Café Lumière
Café Lumière is a 2003 Japanese film directed by Taiwanese director Hou Hsiao-hsien for Shochiku as homage to Yasujirō Ozu, with direct reference to the late director's Tokyo Story. It premiered at a festival commemorating the centenary of Ozu's birth. It was nominated for Golden Lion at the 2004 Venice Film Festival.
The film, with an all-Japanese cast, is set in Tokyo, where it was shot.
Plot
The story revolves around Yoko Inoue, a young Japanese woman doing research on Taiwanese composer Jiang Wen-Ye, whose work is featured on the soundtrack.
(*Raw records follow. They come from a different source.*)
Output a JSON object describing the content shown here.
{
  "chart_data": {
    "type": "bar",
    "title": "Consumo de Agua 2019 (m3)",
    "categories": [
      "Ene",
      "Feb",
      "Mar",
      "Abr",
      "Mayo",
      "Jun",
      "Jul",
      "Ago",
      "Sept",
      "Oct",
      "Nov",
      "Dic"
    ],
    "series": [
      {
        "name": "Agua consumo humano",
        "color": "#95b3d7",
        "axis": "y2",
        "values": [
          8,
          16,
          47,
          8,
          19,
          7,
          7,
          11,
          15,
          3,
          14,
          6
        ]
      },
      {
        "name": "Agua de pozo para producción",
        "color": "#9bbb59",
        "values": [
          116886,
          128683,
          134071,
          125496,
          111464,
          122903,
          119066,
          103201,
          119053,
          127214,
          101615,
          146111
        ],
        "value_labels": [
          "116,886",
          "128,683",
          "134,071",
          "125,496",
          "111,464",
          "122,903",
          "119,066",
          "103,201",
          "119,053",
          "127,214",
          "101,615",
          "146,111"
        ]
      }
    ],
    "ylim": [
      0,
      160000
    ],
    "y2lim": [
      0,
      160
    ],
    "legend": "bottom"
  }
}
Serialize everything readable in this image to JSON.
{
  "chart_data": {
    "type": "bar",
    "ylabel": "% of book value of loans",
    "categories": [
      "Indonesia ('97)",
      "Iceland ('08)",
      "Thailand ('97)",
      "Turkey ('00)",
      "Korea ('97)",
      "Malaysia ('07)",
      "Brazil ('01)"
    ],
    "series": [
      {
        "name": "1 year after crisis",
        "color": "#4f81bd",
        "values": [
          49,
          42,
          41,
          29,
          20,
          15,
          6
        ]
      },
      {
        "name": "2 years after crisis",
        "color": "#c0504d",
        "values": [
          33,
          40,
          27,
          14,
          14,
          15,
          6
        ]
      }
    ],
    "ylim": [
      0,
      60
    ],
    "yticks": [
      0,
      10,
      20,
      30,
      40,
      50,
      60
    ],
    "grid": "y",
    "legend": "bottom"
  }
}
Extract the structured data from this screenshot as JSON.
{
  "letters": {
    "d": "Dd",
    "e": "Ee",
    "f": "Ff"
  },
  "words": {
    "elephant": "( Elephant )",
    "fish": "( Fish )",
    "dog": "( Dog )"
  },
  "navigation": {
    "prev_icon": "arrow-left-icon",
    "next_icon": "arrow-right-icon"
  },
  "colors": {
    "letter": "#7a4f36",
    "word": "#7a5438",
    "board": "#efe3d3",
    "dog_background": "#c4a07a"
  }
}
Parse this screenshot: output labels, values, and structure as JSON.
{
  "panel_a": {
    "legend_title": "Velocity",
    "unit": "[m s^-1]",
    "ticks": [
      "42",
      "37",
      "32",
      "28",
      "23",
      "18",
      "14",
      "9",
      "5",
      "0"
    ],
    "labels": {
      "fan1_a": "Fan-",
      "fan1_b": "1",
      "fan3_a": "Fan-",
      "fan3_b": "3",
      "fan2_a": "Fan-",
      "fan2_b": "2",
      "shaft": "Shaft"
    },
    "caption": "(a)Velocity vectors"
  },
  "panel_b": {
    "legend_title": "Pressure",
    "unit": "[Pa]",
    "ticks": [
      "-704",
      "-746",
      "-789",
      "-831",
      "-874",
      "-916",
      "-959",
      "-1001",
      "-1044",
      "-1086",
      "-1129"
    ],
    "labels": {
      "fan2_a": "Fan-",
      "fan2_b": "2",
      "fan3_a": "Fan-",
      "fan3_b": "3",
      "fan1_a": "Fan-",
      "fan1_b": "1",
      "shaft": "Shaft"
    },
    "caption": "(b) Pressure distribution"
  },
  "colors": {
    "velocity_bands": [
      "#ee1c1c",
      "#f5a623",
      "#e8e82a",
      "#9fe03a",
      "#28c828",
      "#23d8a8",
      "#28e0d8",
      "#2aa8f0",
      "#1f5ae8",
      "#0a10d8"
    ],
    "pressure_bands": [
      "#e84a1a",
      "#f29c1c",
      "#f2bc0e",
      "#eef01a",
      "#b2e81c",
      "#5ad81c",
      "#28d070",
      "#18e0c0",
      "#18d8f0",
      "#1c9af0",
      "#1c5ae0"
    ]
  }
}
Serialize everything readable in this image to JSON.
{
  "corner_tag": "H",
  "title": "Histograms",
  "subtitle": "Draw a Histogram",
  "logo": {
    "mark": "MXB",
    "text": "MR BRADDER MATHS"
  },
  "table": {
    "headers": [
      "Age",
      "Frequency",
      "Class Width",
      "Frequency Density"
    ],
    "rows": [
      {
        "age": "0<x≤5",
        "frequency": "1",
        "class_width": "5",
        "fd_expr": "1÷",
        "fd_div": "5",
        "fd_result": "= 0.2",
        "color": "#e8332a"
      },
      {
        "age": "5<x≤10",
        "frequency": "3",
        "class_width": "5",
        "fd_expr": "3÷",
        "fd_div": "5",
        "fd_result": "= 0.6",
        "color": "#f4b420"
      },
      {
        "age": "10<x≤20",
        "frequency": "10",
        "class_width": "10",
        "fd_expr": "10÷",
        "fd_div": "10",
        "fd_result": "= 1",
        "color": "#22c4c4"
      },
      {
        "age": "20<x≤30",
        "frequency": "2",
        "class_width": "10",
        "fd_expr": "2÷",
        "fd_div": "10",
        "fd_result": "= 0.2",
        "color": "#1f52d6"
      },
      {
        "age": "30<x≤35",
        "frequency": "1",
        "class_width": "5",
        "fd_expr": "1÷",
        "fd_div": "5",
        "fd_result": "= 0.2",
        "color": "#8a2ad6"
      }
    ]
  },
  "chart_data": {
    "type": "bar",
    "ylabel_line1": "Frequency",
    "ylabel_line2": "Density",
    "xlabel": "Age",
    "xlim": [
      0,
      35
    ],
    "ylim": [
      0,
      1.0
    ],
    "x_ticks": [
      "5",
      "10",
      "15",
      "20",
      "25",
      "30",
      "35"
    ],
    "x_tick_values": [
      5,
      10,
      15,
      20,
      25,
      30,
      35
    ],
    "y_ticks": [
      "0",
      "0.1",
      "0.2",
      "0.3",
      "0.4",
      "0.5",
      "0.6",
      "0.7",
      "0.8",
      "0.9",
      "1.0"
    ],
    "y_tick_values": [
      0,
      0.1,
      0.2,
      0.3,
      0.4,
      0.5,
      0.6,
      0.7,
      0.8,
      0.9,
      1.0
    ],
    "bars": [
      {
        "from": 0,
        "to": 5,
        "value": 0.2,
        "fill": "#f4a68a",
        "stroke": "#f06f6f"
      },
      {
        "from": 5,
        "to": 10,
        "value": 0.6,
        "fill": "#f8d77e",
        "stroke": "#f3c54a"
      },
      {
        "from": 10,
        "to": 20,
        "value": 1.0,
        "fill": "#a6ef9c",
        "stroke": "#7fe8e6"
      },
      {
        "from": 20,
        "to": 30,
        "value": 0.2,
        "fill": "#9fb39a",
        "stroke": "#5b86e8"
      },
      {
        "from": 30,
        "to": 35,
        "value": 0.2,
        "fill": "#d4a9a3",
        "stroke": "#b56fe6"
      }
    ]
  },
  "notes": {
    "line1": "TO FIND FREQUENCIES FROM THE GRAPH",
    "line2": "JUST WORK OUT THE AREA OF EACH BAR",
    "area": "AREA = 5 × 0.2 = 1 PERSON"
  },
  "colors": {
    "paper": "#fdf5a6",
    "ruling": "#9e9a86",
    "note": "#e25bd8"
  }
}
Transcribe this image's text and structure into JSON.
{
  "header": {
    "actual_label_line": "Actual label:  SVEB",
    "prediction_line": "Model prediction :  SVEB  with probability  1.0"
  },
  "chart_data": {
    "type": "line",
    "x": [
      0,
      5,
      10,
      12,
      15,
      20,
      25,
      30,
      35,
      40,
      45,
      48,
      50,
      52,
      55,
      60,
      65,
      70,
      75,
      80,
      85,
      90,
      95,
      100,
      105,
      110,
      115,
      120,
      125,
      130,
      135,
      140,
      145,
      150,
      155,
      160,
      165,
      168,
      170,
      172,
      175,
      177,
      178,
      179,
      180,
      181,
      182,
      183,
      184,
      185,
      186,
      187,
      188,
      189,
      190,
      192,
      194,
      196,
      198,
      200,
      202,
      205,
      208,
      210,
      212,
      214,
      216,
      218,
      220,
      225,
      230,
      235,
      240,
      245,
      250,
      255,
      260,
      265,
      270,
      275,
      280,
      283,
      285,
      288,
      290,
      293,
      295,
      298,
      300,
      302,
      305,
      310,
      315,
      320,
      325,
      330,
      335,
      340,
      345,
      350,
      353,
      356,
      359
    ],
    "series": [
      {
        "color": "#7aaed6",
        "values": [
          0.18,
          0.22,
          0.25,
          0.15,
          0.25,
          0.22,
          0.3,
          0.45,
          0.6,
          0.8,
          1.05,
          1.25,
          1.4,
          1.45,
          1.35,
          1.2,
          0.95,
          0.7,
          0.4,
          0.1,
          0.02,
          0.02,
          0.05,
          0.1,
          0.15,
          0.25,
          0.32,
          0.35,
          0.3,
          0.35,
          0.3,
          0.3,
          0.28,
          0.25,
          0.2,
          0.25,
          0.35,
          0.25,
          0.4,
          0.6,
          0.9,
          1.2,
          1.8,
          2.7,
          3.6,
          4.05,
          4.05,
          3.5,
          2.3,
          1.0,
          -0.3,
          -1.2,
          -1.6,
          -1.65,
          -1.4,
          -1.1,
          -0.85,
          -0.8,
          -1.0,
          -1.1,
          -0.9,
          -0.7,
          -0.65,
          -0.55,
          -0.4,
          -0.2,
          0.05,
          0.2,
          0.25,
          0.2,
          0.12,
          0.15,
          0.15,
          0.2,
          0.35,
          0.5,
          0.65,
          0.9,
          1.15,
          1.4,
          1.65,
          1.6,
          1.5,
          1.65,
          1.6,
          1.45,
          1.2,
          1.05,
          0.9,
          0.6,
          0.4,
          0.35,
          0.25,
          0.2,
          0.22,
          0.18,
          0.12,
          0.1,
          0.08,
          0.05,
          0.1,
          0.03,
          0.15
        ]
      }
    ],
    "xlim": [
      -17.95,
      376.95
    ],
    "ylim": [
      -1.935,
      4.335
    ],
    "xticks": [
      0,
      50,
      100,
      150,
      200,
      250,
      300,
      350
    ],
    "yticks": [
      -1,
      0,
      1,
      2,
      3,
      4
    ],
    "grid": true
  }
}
The late composer's Japanese wife and daughter also make appearances as themselves.Cast
- Yo Hitoto - Yoko Inoue
- Tadanobu Asano - Hajime Takeuchi
- Masato Hagiwara - Seiji
- Kimiko Yo - Yoko's stepmother
- Nenji Kobayashi - Yoko's father
Reception
Café Lumière was placed at 98 on Slant Magazine's best films of the 2000s.In 2019, director Steve McQueen named it as the best film of the 21st century, describing it as " film that happens without you knowing."
Another review finds obvious similarities with Hou's earlier work in this homage to Ozu: "Visually the film is very much in line with other late 90s/early 00s Hou films, sporting rather long takes and an almost static, slow-moving camera observing the characters."